I have many examples of this paradox. Let me focus on one recent experience.
Recently, I tried using the OMNY card to ride the New York subway. This is a new card technology that will eventually replace the iconic swipe cards. It's a chip card that you place on a screen and if ithe transaction succeeds, the screen's border lights up green and you walk through the turnstile. The first time I used it, the green light didn't come on so I attempted again, and then the green light appeared.
At that moment, I realized that I wasn't sure if I was charged once or twice. Do I know fore sure that the first transaction didn't succeed? Other than the green signal, the new technology gave me zero information.
Contrast this with the existing swipe cards: for every successful swipe, the display indicates how much was charged, and how much stored value still remains in the card. The former confirms the transaction while the latter helps me plan when to refill the card's value store.
With the OMNY tech, I just have to "trust" the system.
The next day, I transferred from the train to the bus. According to the rules, the second leg should be free, since the transfer happened within a few minutes. With existing swipe cards, the display confirms immediately that I have used a free transfer.
With OMNY, I had no idea: the screen sent the same signal – green light – as for a paid trip.
I later checked the stored value on the OMNY card. I was indeed charged twice on that first trip while the transfer was not charged as expected.
***
What's the paradox? A lot more data are being collected by new tech, and yet users are provided less information than before.
This isn't hard to explain though. Businesses are aware that information has competitive value, and they are hoarding the data, even hiding them from the data's owners (you and I).
I agree with your characterization and the examples but I think the examples illustrate a different problem that you describe. The examples illustrate a problem of "asymmetric" information. The data being collected is sufficient to delineate duplicate from single transactions, but that data is not provided to the end user. I fear this problem will get worse, as we leave credit cards behind and move to smartphone based payments. Already, when I use my credit card to tap rather than inserting it, I find I am always worried that I might tap it twice. That information is being collected, but not as easy for me to access as for the merchant.

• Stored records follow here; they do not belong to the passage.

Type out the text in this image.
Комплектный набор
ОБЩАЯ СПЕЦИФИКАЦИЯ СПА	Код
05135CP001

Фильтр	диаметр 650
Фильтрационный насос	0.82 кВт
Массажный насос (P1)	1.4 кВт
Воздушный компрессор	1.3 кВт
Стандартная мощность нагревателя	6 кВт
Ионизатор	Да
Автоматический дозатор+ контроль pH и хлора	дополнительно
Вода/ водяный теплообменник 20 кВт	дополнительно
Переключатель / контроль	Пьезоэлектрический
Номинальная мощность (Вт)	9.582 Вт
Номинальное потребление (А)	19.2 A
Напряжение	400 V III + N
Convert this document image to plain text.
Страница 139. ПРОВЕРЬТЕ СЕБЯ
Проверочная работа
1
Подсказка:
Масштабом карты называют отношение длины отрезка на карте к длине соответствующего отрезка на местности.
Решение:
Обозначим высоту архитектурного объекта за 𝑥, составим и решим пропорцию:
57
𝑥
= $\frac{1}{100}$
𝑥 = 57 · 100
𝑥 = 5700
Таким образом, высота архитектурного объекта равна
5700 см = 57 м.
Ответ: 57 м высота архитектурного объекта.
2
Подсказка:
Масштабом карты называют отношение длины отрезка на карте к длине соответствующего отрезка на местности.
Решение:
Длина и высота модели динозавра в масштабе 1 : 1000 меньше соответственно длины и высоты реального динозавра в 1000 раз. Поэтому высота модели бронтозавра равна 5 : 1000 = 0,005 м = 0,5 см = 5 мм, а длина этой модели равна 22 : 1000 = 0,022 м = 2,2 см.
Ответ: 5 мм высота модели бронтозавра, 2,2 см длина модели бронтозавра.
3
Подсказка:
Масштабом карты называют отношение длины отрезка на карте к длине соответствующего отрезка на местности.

The title of your post suggests something different to me - as we have more and more data, we still find that the data we have is often not the data we want. This goes beyond asymmetric information. I think it concerns the divergence between what can easily be collected and the questions that are meaningful to ask. The important questions usually involve causality and variability, but the data that is collected often don't measure what we really want. I think this is a function of the ease of collection. We are inundated by what is easy to collect - but what we really need is often hard to measure and/or collect. The problem is that we often substitute the former for the latter, losing sight of the fact that data volume does not substitute for data quality.
Posted by: Dale Lehman | 07/07/2024 at 09:45 AM
DL: Great points. There are many paradoxes, which is why I used the indefinite article. And the paradox I focused on is explainable by "asymmetric information" that confers advantages to the side holding the data, as you said. What's unusual here is that the side that doesn't have the data actually produced the data (and should have been the rightful owner of the data!)
To add to your other point above, another reason why more data is worse is the normalization of "fake" data - by which I'm referring to things like the supposed measures of blood oxygen levels, and other unlikely health metrics on smartwatches. The actual data are what the watch directly can measure (not much); everything else are projections based on formulas - which shouldn't be treated as actual data, but modelled data.
Posted by: Kaiser | 07/09/2024 at 02:35 PM